You guys say "I was only n years old" like that somehow makes it all right. Are you implying that it's impossible to have a well-informed opinion when you're barely legal voting age? You should be saying "I wanted to vote for Bush, but that was back when I didn't have a clue about the world."
By the way, it's been about 7 years since the U.S. invasion of Afghanistan in late 2001 and about 5 years since Iraq became a target. I was 14 at the time of the 9/11 attacks. I don't know when exactly you were 17, but it's not like there haven't been enough notable events that might have made you question the Bush authority. Unless you also agreed with, say, first deploying a team of weapons inspectors who find absolutely no evidence to back up an invasion and then invade anyway.

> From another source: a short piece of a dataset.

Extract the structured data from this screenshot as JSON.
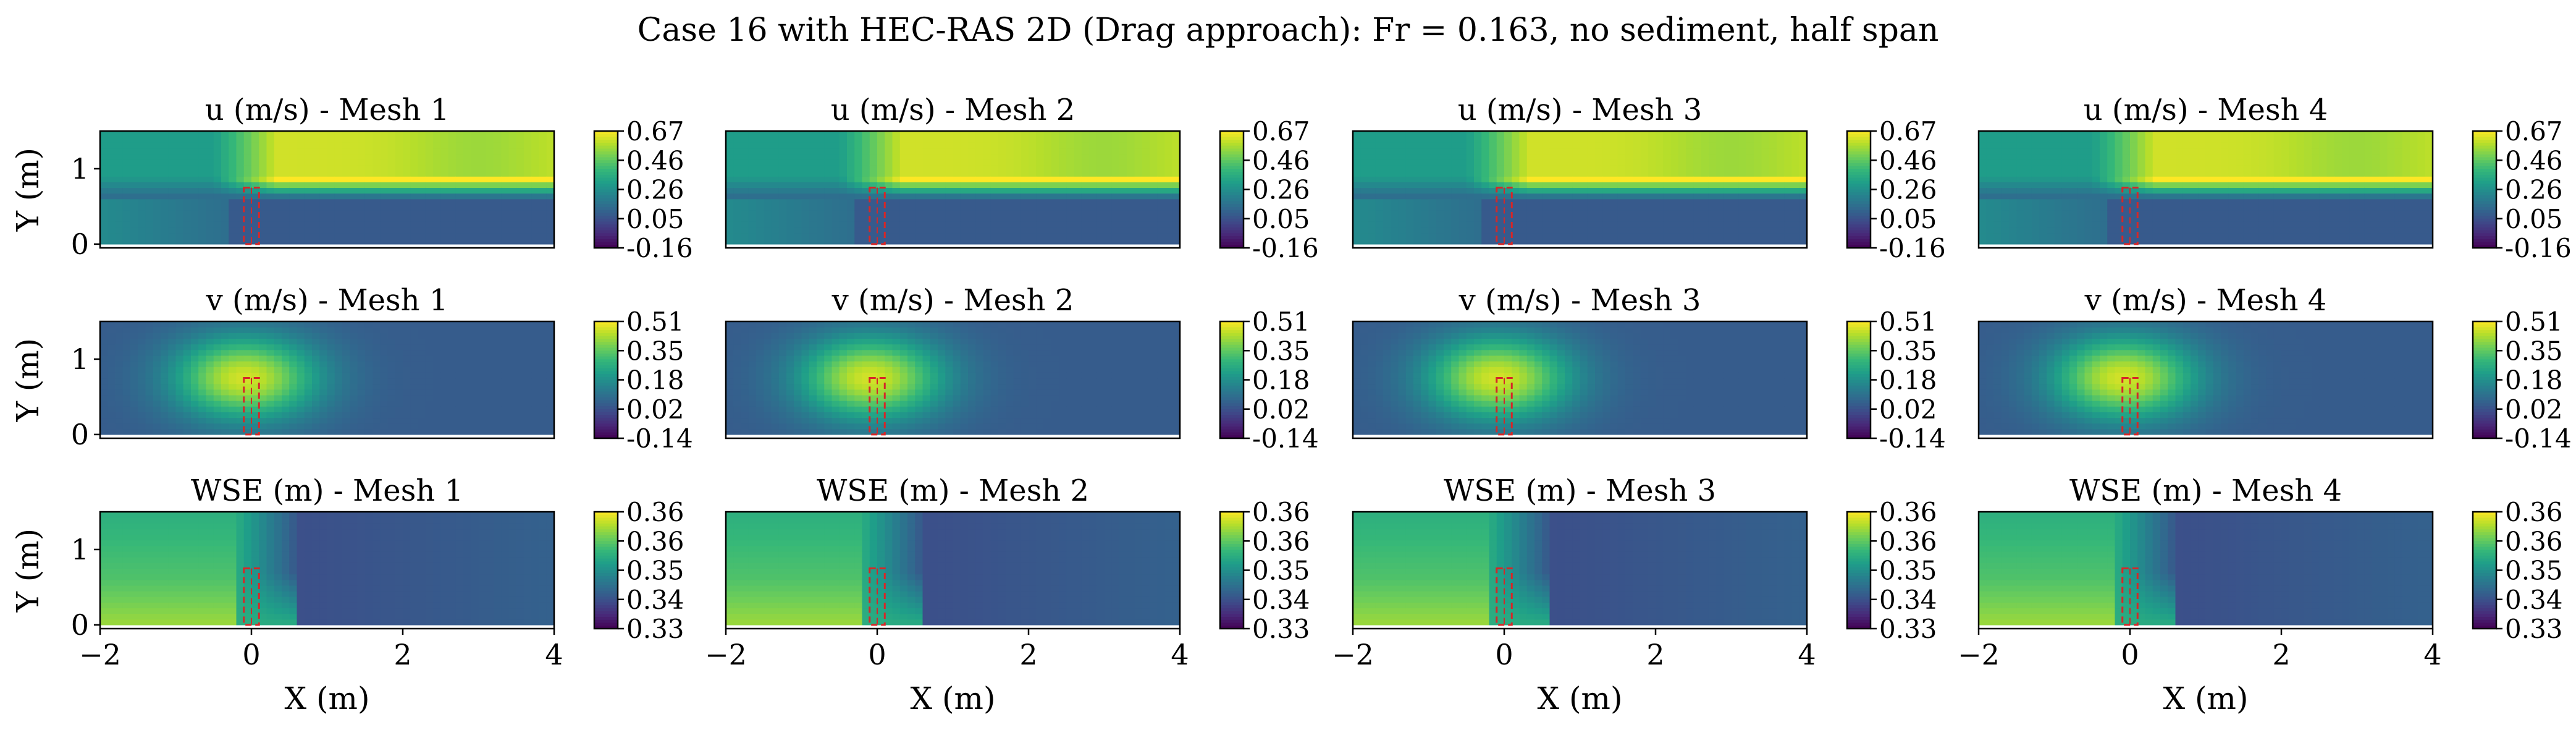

I would respectfully disagree with your characterization of this situation.
Regime change in Iraq is a policy which predates the Bush presidency, signed into law by President Clinton (the Iraq Liberation Act of 1998). The weapons inspectors in their testimony to the UN mentioned that Hussein's regime had deliberately provided misleading information, a material breach of the UN resolution (and the 17 that preceeded it). Regardless, the believed stockpiles of weapons of mass destruction were only one of many issues with Saddam Hussein. Hussein's regime was a known sponsor of international terrorism, a proven, indisputable fact, so that reason has been validated. Hussein had promoted instability in the region by threatening his neighbors and his own people, including mass murder of his own people, including chemical weapons attacks (which is a good reason to suspect he had such weapons since he used them) and attacking a neighboring country. Hussein repeatedly attacked U.S. planes and those of its allies patrolling the no fly zones, which are acts of war. Hussein also attempted to assassinate President George H.W. Bush, another act of war. Documents and sources since Hussein's being removed from power also demonstrate that while the stockpiles that had been believed to exist were no longer there / removed, Hussein clearly had active programs ready to launch to reconstitute them, including a nuclear program (see this translation of documents seized from Hussein's government -
http://iraqdocs.blogspot.com/). So the threat was there, it had just not fully gathered at the time of the invasion. The incredible corruption revealed in the "oil for food program" in the aftermath has also been extraordinary.
Some of the intelligence was clearly wrong/incomplete, but it again predated President Bush coming to power. Saddam's ties to Al Qaeda and Osama Bin Laden were regarded as common knowledge in the news media and on Capitol Hill prior to 2001. Amazingly, these same news organizations and politicians now regard it as a complete invention of the Bush administration and can't remember even their own reporting. Some of these reports are still out there online - here's a video on YouTube which illustrates this point - it is an ABC News report from 1999 -
http://www.youtube.com/watch?v=18uxVYN-5iY - 2 years before President Bush took office. Moreover, there were far more intelligence sources showing the same information than those in the U.S. both before and after President Bush took office.
It can be said that the war was still a bad decision, given the expense and loss of life and the benefit does not outweigh the cost. That's a legitimate view point one can hold. But that doesn't make it appropriate to turn this into some grand evil plan that President Bush, Prime Minister Blair, etc. carried out, because in order for that to be true, they would have had to have extraordinary supernatural powers to manipulate intelligence predating their administrations in not only their own countries, but in many others.